On the 21st day of March as Harold with the other members of the squads was in the dressing room after practice, the head coach came into the room with a slip of paper in his hand which he posted on the Bulletin Board. There was a rush to read the notice as soon as the coach had departed, and several faces, as they turned away, wore a look of disappointment, while others seemed proud and happy.

Hagner and Case finally finished dressing and turned to the board to read the bulletin before going out. This is what they read:

Varsity Training Table—The training table will start in the morning at Prettyman’s and the following men for the first squad will report there for breakfast—Everson, Delvin, Larke, Gibbs, Black, Hagner, Robb, Talkington, Dill, Case, Radams, Ross and Huyler. About the first of next month the list may be increased or changed. Breakfast at eight o’clock sharp. Members are required to be on time.

Hugh Jenkins, Manager.

“Guess I’ll get a chance to pitch after all,” said Harold. It was a great day for him and he was highly elated. The 19— Varsity had begun to take definite shape, and being named on it meant recognition by the great student body as possessing something worth while in the line of ability. The news spread rapidly through the University and wherever the boys who had been named went they were treated with honor and respect.

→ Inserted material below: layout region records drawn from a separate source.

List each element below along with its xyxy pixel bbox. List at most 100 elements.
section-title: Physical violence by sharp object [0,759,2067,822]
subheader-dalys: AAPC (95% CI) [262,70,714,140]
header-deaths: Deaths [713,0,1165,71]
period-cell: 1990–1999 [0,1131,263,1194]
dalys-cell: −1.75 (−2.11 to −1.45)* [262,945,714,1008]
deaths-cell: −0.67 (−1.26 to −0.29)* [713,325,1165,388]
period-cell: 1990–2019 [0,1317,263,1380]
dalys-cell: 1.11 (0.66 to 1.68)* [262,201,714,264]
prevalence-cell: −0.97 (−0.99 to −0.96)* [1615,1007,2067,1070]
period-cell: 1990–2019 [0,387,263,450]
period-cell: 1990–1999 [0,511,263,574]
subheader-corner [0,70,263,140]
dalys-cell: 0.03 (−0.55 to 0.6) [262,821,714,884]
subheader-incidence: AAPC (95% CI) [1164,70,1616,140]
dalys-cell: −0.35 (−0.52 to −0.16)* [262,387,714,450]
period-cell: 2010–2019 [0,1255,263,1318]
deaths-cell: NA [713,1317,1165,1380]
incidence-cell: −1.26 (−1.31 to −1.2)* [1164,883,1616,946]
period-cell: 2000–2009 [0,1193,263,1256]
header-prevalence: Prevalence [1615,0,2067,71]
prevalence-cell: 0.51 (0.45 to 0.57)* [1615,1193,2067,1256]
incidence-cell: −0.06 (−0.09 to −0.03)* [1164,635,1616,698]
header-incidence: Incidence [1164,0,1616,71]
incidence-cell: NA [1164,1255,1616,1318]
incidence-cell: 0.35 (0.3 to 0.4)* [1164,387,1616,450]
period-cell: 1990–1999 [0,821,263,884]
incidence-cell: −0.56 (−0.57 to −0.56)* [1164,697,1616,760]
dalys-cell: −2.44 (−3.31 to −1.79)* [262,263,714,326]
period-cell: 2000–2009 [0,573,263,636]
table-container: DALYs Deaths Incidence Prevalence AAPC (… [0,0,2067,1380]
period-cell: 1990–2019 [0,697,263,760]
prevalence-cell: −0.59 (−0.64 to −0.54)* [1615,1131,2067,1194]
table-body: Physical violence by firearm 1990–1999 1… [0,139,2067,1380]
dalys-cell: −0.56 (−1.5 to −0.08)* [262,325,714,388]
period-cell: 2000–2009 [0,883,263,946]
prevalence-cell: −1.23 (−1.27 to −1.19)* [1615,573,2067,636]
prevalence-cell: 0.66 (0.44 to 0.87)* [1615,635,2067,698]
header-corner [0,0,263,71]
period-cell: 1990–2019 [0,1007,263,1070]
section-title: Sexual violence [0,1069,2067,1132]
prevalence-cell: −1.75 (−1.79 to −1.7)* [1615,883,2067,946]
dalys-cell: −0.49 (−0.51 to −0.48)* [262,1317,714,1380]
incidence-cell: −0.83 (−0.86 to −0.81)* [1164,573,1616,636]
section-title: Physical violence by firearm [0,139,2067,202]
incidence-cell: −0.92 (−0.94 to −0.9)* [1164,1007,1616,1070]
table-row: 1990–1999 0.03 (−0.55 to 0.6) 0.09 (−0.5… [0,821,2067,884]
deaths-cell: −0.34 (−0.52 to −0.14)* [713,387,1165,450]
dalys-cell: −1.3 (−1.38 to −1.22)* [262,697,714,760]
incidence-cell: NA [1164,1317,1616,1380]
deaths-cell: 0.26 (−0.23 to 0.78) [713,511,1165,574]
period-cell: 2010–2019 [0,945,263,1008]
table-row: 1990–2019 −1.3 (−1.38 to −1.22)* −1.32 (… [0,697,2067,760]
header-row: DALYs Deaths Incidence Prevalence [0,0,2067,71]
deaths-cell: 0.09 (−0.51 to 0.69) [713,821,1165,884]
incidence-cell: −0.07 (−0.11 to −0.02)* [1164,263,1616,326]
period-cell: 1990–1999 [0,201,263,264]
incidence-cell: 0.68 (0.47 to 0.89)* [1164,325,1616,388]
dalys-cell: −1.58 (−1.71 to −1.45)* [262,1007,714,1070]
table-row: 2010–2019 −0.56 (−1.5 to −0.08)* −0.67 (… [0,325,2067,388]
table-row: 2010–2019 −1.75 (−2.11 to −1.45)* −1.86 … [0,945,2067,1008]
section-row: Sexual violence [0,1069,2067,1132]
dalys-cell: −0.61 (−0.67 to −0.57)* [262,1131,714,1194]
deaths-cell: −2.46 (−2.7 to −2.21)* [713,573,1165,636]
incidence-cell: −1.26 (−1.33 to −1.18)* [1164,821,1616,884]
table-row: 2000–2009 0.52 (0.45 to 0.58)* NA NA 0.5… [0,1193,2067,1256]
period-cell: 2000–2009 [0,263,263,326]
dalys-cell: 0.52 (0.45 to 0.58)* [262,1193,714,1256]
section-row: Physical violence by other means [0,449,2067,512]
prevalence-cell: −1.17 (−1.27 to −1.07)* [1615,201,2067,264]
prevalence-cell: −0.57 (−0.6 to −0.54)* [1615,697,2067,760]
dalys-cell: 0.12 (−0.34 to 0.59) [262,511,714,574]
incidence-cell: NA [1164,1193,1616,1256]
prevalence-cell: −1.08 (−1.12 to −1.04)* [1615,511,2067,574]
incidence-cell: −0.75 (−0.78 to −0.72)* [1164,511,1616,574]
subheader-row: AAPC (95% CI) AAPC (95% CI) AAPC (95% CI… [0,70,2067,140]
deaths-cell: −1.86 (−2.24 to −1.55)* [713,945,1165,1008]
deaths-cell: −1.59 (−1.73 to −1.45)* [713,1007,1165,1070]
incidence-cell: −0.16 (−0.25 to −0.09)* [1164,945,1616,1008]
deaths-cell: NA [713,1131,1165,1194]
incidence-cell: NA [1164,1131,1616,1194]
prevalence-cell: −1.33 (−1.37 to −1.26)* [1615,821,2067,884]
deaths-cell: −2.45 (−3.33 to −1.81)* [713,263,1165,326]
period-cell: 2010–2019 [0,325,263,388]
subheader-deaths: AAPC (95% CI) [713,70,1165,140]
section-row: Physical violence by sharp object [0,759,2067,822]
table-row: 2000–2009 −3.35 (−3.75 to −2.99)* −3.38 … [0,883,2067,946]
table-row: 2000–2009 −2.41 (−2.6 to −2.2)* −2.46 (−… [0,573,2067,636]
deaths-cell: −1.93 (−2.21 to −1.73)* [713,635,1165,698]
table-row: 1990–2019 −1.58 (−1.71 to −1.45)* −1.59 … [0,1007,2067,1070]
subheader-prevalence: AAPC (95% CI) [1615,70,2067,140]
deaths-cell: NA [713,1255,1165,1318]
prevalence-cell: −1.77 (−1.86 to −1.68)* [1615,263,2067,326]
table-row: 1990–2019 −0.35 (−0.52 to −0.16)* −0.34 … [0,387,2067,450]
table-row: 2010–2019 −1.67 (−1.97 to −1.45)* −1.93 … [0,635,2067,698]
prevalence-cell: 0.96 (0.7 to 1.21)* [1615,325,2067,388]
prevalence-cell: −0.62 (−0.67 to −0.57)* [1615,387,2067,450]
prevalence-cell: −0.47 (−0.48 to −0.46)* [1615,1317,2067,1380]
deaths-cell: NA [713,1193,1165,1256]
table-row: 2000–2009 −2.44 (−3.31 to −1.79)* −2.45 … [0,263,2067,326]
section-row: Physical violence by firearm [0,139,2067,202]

Breakfast the first morning at the training table was a good deal of a get-together, get-acquainted affair. I do not know what it is that makes the choice of nicknames or how it is that it comes easier to know some fellows by either their first or last names, others by an abbreviation of one or the other, and still others by adoption of something entirely different, but when boys get to a certain stage of acquaintance with each other there comes a spontaneous desire to bestow a nickname and these names generally fit in a remarkable way. Harold Case went to breakfast known as Case and came out to be forever known to Lowell men as Hal.

John Hagner started to drink his coffee that morning as Hagner and when he had folded his napkin he was known as both Hans and Honus, why nobody ever could tell, and the names stuck to him for life.

Charles Radams came away with the nickname Babe and as Babe he went down into the Lowell Book of Heroes.